Аркадий одобрительно кивнул:
— Яблоко с надписью «прекраснейшей», — продолжала Анджела, — было причиной спора Геры, Афины и Афродиты, Адамово яблоко, глазное, содомское, чертово… яблоко сердца — мишень и державное яблоко — скипетр. С незапамятных времен эмблема самого драгоценного — глаза, сердца, красоты, власти и зла… и, наконец, начала начал — познания. Я, — она засмеялась, — вкусила русскую антоновку и потому знаю о вас все!
— Все знает только Бог. Вы слушали мою беседу с господином Розумеком, даже записывали ее. И кое-что вам известно от нашей связной, Марии…

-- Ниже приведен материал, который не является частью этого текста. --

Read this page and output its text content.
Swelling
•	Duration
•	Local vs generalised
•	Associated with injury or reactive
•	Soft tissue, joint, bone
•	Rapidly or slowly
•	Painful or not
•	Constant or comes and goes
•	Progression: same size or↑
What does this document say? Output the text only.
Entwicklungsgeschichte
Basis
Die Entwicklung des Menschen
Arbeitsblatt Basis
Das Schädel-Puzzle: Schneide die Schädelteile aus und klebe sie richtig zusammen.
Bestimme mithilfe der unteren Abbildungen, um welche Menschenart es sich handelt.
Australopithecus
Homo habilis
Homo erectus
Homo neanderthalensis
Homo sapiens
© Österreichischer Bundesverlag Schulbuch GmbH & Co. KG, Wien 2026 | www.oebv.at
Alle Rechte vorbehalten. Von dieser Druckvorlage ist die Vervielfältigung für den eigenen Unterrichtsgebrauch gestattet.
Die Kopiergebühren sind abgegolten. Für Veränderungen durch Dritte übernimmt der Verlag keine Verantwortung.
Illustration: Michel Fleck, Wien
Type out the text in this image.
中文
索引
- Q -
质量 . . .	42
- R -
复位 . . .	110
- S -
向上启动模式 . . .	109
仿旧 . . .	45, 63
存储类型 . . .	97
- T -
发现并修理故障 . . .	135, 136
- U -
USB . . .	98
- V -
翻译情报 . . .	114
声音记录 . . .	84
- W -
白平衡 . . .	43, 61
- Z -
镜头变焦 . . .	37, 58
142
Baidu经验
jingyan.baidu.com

— Да, да, записывала и делилась о вас впечатлениями, потому что живу с немцем! С гестаповцем! — истерически крикнула она, потом испуганно подняла лицо на окна виллы и, понизив голос, продолжала: — И только поэтому смогла спасти патера Йожи, да и вас, дорогой майор, послав нашу смелую Марию. Вы настоящий мужчина, однако, как и все, не понимаете женщин. Не догадываетесь, на что они способны. Мы можем быть очень добрыми и очень злыми. Ради достижения цели женщина в силах вываляться в любой грязи! — Ее серые глаза потемнели, на лбу залегла глубокая складка, красивый нос с горбинкой вдруг стал напоминать клюв хищной птицы, грудной голос охрип.